Octopus intelligence is a very interesting topic. These beings have a wonderful mind. It is interesting to know that more than 500 of the millions of neurons in octopuses are located in their tentacles. Octopus tentacles help it feel, smell and even make decisions.
Those who work with these animals know that they can be problematic. There are many stories of escaped octopuses or octopuses trying to get into other tanks to steal food.
Some scientists believe that octopus intelligence is not a big deal and that its skills are just ecological intelligence meaning that this animal develops its strategies depending on the environment. So an octopus is just like any other animal trying to figure out how to get food.
Piero Amodio, a researcher at the University of Padua, shared a video that became viral. In this video, you can see an octopus acquiring a shell and hiding behind it. Later, the octopus will take the shell with him because he knows it might be useful in the future. It is well designed.
Features and mysteries of octopus intelligence
More than 275 million years ago, cephalopods had a hard shell. This shell was able to protect them from predators, but made it difficult to obtain food. Getting rid of the hard shell has given them the freedom to explore their surroundings, go into narrow crevices, gain strength to break shells and rocks, and hunt more closely.
However, peeling can also have disadvantages. That’s why octopuses have come up with ways to protect themselves.

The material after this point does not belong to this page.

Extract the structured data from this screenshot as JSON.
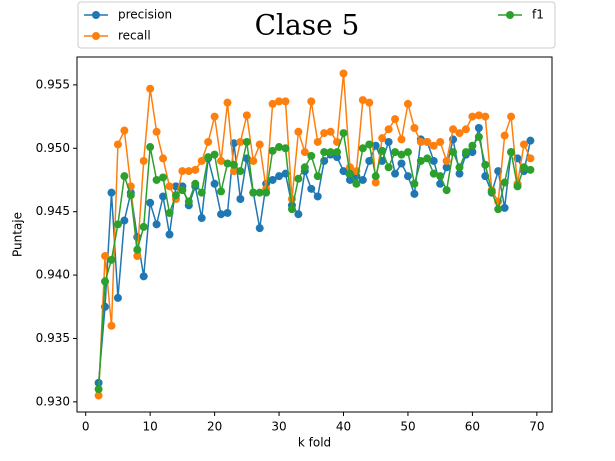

The intelligence of the octopus is amazing. Australian philosopher and octopus expert Peter Godfrey-Smith has studied the origins of consciousness using cephalopods.
“Other Minds: The Octopus, the Sea, and the Deep Origins of Consciousness” is an interesting book that can help you better understand octopuses and even yourself. In her book, Godfrey-Smith talks about her encounter with giant cuttlefish in Australia. This seafood was not afraid of him, came closer and was very interested in Godfrey-Smith. Delicate contact was truly a special moment for the philosopher.
Octopuses can modify their genetic code
Tel Aviv University researcher Eli Eisenberg studied the intelligence of the octopus to discover how this creature can manipulate its own genetic code.
Cephalopods absorb their nervous system in response to environmental climate change. Their bodies mix ribonuclic acid (RNA) and send new proteins to their genes to adapt to changes in the environment. Humans can do that too, but at a painfully slow pace, what is called evolution. Octopuses do so based on current needs.
The same number of neurons as in dogs
Octopuses have about 500 million neurons, the same number as dogs. The cephalopod’s nervous system goes through their tentacles, so they represent nine brains: the central brain and eight peripheral brains.
Tentacles are essential for octopus intelligence. The tentacles of octopuses help them explore the environment as well as smell, taste and even make decisions. While each tentacle can make its own decisions, they decide to work together, which is probably the best option.
They are communicative, playful and creative
Biologists have found that some octopuses communicate with each other through a language similar to morphing. People who have seen an octopus in real action know it can be incredibly creative.
Octopus can build their own hiding place, solve problems in a creative way, bypass obstacles, open boxes, hunt and even show similar behavior as humans.
If they feel threatened or uncomfortable, octopuses create a flow of water against their attacker. They get maniacs, form mindsets, own favorite toys, and also less liked toys that they then destroy. They can misbehave and form loving bonds as well as feel anger towards others.
In short, learning about octopus intelligence can help you understand your own consciousness.